The Michigan Economic Development Corp. and The Right Place Program in Grand Rapids had worked for months with Robert Bosch Corp. executives to find ways to lower the plant’s operating costs. A $7.7 million incentive package the state offered Bosch to keep the plant open and bring additional work to the Kentwood facility simply didn’t provide enough relief for the company, said Jim Donaldson, vice president of business development for the MEDC.
“There wasn’t anything the workforce, the community or the state could do with a combination of factors that just didn’t work for the company,” Donaldson said. “It was an overwhelming issue of cost. We were just unable to get a handle on it enough to make the plant profitable.”
The Kentwood Bosch plant produces fuel injector components for the automotive, heavy truck and marine industries. The plant’s shutdown will affect 1,045 hourly and 221 salaried employees, said Becky MacDonald, corporate communications director for the Farmington Hills-based company.
Robert Bosch Corp. is the wholly owned North American arm of German automotive giant Robert Bosch GmhB. The business unit produces braking, ignition and engine management systems, fuel injectors, electrical motors and actuators. It employs more than 28,000 people in North America, with sales of about $6.2 billion in 2001, the most recent annual figures available.
The decision to close the plant is not reflective of the business environment in the Grand Rapids area, MacDonald said.
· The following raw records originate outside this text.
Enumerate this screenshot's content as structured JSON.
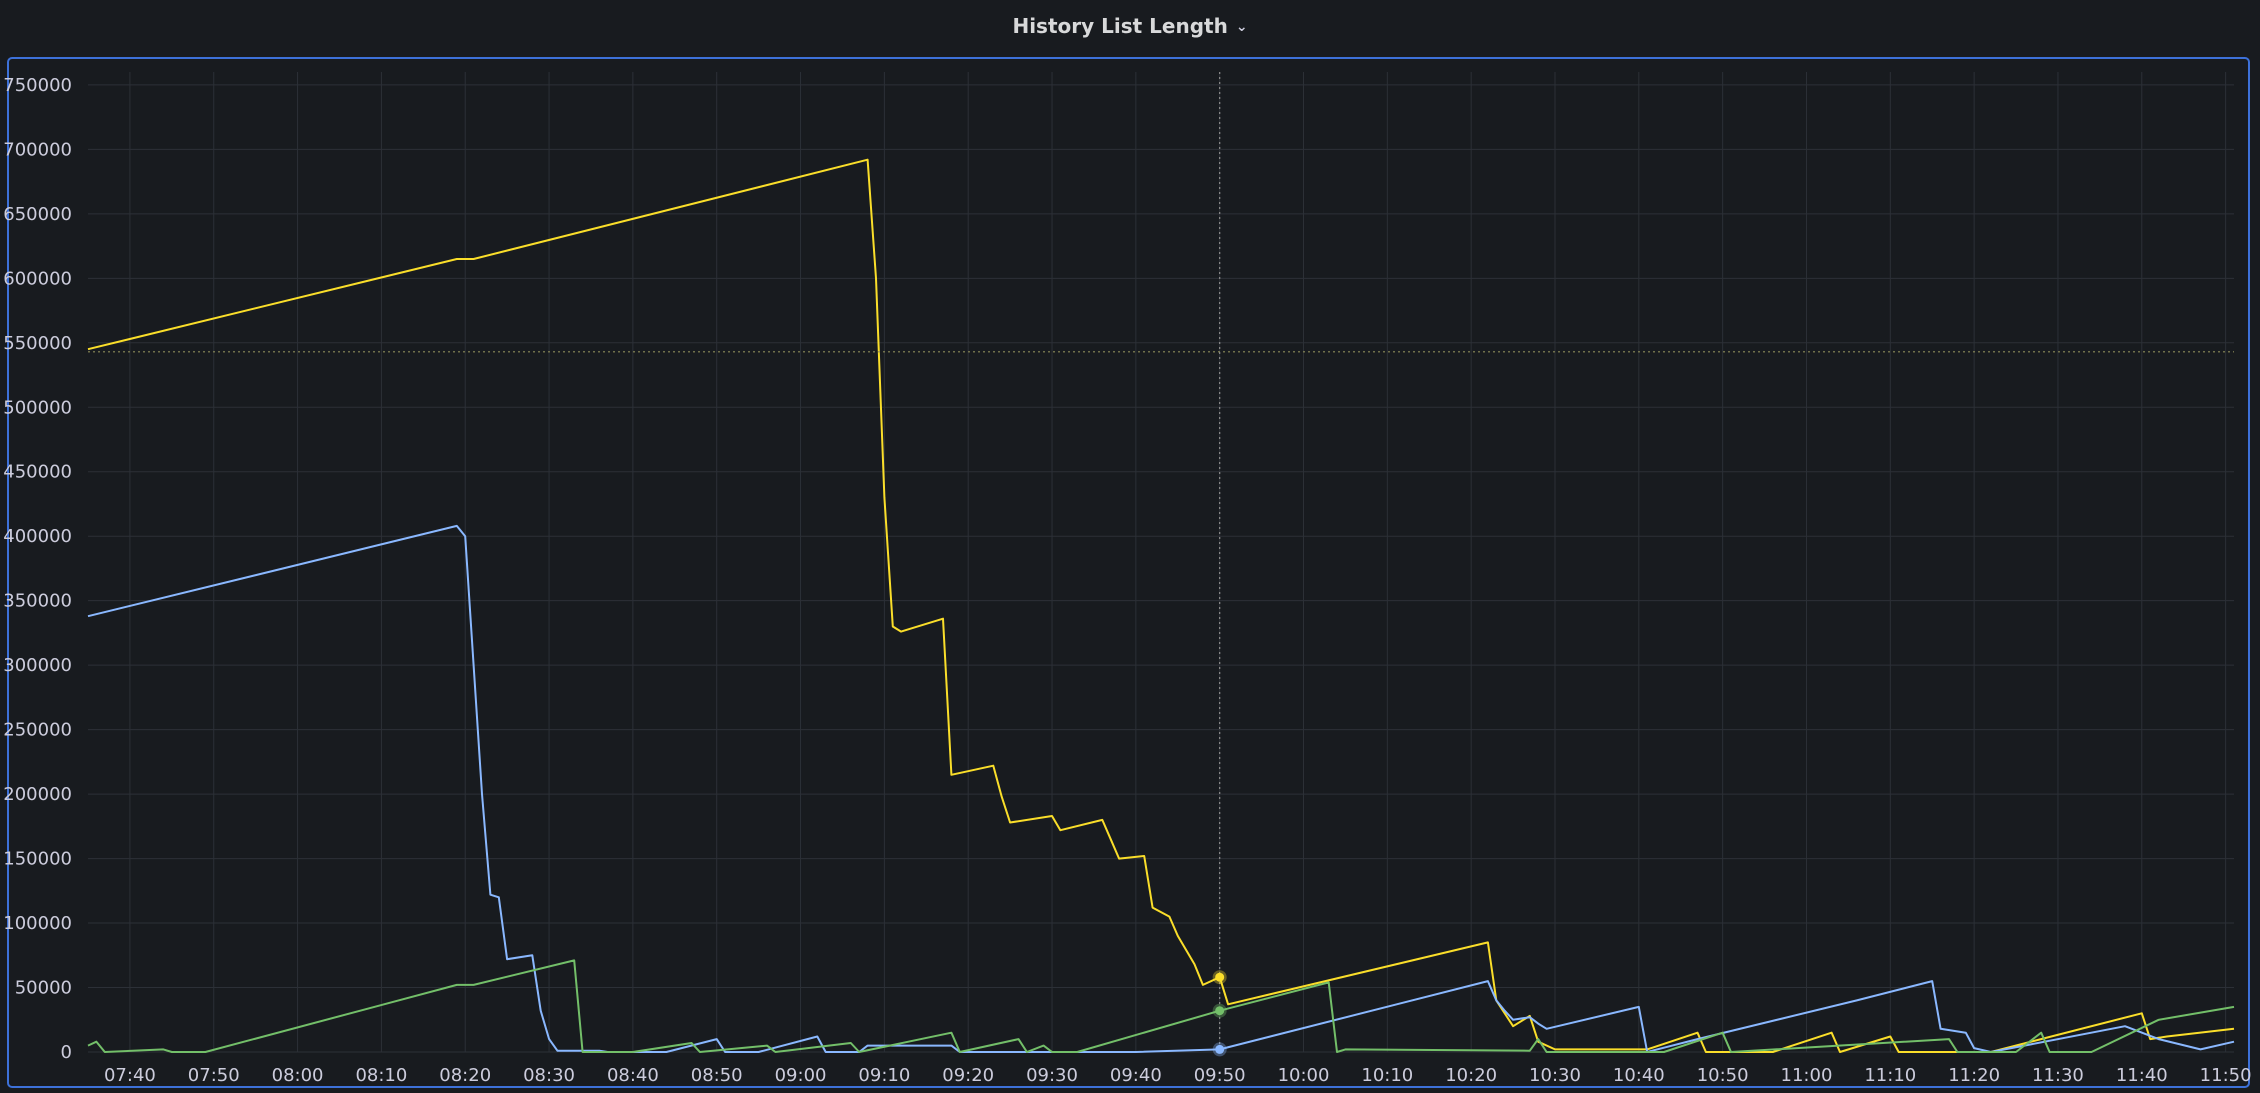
{
  "panel": {
    "title": "History List Length"
  },
  "icons": {
    "title_dropdown": "chevron-down-icon"
  },
  "colors": {
    "background": "#181b1f",
    "grid": "#2c3037",
    "panel_border": "#3d71d9",
    "series_yellow": "#fade2a",
    "series_blue": "#8ab8ff",
    "series_green": "#73bf69",
    "crosshair": "#8e8e8e",
    "threshold": "#8c8c5a"
  },
  "chart_data": {
    "type": "line",
    "title": "History List Length",
    "xlabel": "",
    "ylabel": "",
    "ylim": [
      0,
      760000
    ],
    "xlim": [
      "07:35",
      "11:51"
    ],
    "yticks": [
      0,
      50000,
      100000,
      150000,
      200000,
      250000,
      300000,
      350000,
      400000,
      450000,
      500000,
      550000,
      600000,
      650000,
      700000,
      750000
    ],
    "xticks": [
      "07:40",
      "07:50",
      "08:00",
      "08:10",
      "08:20",
      "08:30",
      "08:40",
      "08:50",
      "09:00",
      "09:10",
      "09:20",
      "09:30",
      "09:40",
      "09:50",
      "10:00",
      "10:10",
      "10:20",
      "10:30",
      "10:40",
      "10:50",
      "11:00",
      "11:10",
      "11:20",
      "11:30",
      "11:40",
      "11:50"
    ],
    "grid": true,
    "legend": "none",
    "hover": {
      "x": "09:50",
      "threshold_y": 543000
    },
    "series": [
      {
        "color": "#fade2a",
        "points": [
          [
            "07:35",
            545000
          ],
          [
            "08:19",
            615000
          ],
          [
            "08:21",
            615000
          ],
          [
            "09:08",
            692000
          ],
          [
            "09:09",
            600000
          ],
          [
            "09:10",
            430000
          ],
          [
            "09:11",
            330000
          ],
          [
            "09:12",
            326000
          ],
          [
            "09:17",
            336000
          ],
          [
            "09:18",
            215000
          ],
          [
            "09:23",
            222000
          ],
          [
            "09:24",
            198000
          ],
          [
            "09:25",
            178000
          ],
          [
            "09:30",
            183000
          ],
          [
            "09:31",
            172000
          ],
          [
            "09:36",
            180000
          ],
          [
            "09:37",
            165000
          ],
          [
            "09:38",
            150000
          ],
          [
            "09:41",
            152000
          ],
          [
            "09:42",
            112000
          ],
          [
            "09:44",
            105000
          ],
          [
            "09:45",
            90000
          ],
          [
            "09:47",
            68000
          ],
          [
            "09:48",
            52000
          ],
          [
            "09:50",
            58000
          ],
          [
            "09:51",
            37000
          ],
          [
            "10:22",
            85000
          ],
          [
            "10:23",
            40000
          ],
          [
            "10:25",
            20000
          ],
          [
            "10:27",
            28000
          ],
          [
            "10:28",
            8000
          ],
          [
            "10:30",
            2000
          ],
          [
            "10:41",
            2000
          ],
          [
            "10:47",
            15000
          ],
          [
            "10:48",
            0
          ],
          [
            "10:56",
            0
          ],
          [
            "11:03",
            15000
          ],
          [
            "11:04",
            0
          ],
          [
            "11:10",
            12000
          ],
          [
            "11:11",
            0
          ],
          [
            "11:22",
            0
          ],
          [
            "11:40",
            30000
          ],
          [
            "11:41",
            10000
          ],
          [
            "11:43",
            12000
          ],
          [
            "11:51",
            18000
          ]
        ]
      },
      {
        "color": "#8ab8ff",
        "points": [
          [
            "07:35",
            338000
          ],
          [
            "08:19",
            408000
          ],
          [
            "08:20",
            400000
          ],
          [
            "08:21",
            300000
          ],
          [
            "08:22",
            200000
          ],
          [
            "08:23",
            122000
          ],
          [
            "08:24",
            120000
          ],
          [
            "08:25",
            72000
          ],
          [
            "08:28",
            75000
          ],
          [
            "08:29",
            32000
          ],
          [
            "08:30",
            10000
          ],
          [
            "08:31",
            1000
          ],
          [
            "08:36",
            1000
          ],
          [
            "08:37",
            0
          ],
          [
            "08:44",
            0
          ],
          [
            "08:50",
            10000
          ],
          [
            "08:51",
            0
          ],
          [
            "08:55",
            0
          ],
          [
            "09:02",
            12000
          ],
          [
            "09:03",
            0
          ],
          [
            "09:07",
            0
          ],
          [
            "09:08",
            5000
          ],
          [
            "09:18",
            5000
          ],
          [
            "09:19",
            0
          ],
          [
            "09:40",
            0
          ],
          [
            "09:50",
            2000
          ],
          [
            "10:22",
            55000
          ],
          [
            "10:23",
            40000
          ],
          [
            "10:24",
            32000
          ],
          [
            "10:25",
            25000
          ],
          [
            "10:27",
            27000
          ],
          [
            "10:28",
            22000
          ],
          [
            "10:29",
            18000
          ],
          [
            "10:40",
            35000
          ],
          [
            "10:41",
            0
          ],
          [
            "10:47",
            10000
          ],
          [
            "11:06",
            40000
          ],
          [
            "11:15",
            55000
          ],
          [
            "11:16",
            18000
          ],
          [
            "11:19",
            15000
          ],
          [
            "11:20",
            3000
          ],
          [
            "11:22",
            0
          ],
          [
            "11:26",
            5000
          ],
          [
            "11:38",
            20000
          ],
          [
            "11:42",
            10000
          ],
          [
            "11:47",
            2000
          ],
          [
            "11:51",
            8000
          ]
        ]
      },
      {
        "color": "#73bf69",
        "points": [
          [
            "07:35",
            5000
          ],
          [
            "07:36",
            8000
          ],
          [
            "07:37",
            0
          ],
          [
            "07:44",
            2000
          ],
          [
            "07:45",
            0
          ],
          [
            "07:49",
            0
          ],
          [
            "08:19",
            52000
          ],
          [
            "08:21",
            52000
          ],
          [
            "08:33",
            71000
          ],
          [
            "08:34",
            0
          ],
          [
            "08:40",
            0
          ],
          [
            "08:47",
            7000
          ],
          [
            "08:48",
            0
          ],
          [
            "08:56",
            5000
          ],
          [
            "08:57",
            0
          ],
          [
            "09:06",
            7000
          ],
          [
            "09:07",
            0
          ],
          [
            "09:18",
            15000
          ],
          [
            "09:19",
            0
          ],
          [
            "09:26",
            10000
          ],
          [
            "09:27",
            0
          ],
          [
            "09:29",
            5000
          ],
          [
            "09:30",
            0
          ],
          [
            "09:33",
            0
          ],
          [
            "09:50",
            32000
          ],
          [
            "10:03",
            54000
          ],
          [
            "10:04",
            0
          ],
          [
            "10:05",
            2000
          ],
          [
            "10:27",
            1000
          ],
          [
            "10:28",
            10000
          ],
          [
            "10:29",
            0
          ],
          [
            "10:43",
            0
          ],
          [
            "10:50",
            15000
          ],
          [
            "10:51",
            0
          ],
          [
            "11:17",
            10000
          ],
          [
            "11:18",
            0
          ],
          [
            "11:25",
            0
          ],
          [
            "11:28",
            15000
          ],
          [
            "11:29",
            0
          ],
          [
            "11:34",
            0
          ],
          [
            "11:42",
            25000
          ],
          [
            "11:51",
            35000
          ]
        ]
      }
    ]
  }
}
The plant, which Bosch operated for a decade until May 2002 as a joint venture with previous owner Diesel Technology Corp., has been unprofitable for several years, she said.
Efforts to address the issue never succeeded, she said.
“There are a variety of different factors contributing to the cost issues in the facility,” MacDonald said. “I wouldn’t say it’s a regional issue or a Michigan issue.”
Negotiations will begin soon with the United Auto Workers on severance packages for the affected unionized workers, she said.
The planned plant closing couldn’t have come at a worse time for the area, which will have to absorb further job losses on top of the thousands of cuts made in the past two years by office furniture manufacturers.
“We regret the fact that this is another blow to the community there and we couldn’t do anything,” MEDC spokeswoman Susan Novakoski said.
Compounding the situation is the high-wage positions that the area will lose. One indicator on the payroll at the plan comes from the state’s proposal to Bosch, which was based on the creation of new jobs at an hourly rate of $24.04 an hour.
“That’ll be a big transition those families will have to go through,” said Ray DeWinkle, vice president of The Right Place Program.
As usual when plant closings occur, the state and local agencies will provide assistance to those losing their jobs through job training and placement, Donaldson said. MEDC and The Right Place Program staff will also work with Robert Bosch Co. to market the facility after it closes, he said.
But the mere size of the plant could hinder those efforts since few companies require that large of a facility.
“For the right user it’s a fantastic facility,” DeWinkle said. “But you don’t find the right user overnight.”
The state was limited in how far it could go in the package it offered Bosch, since tax incentives are designed to spur new investments, create new jobs and help Michigan compete with other states, and not to maintain the status quo, Donaldson said.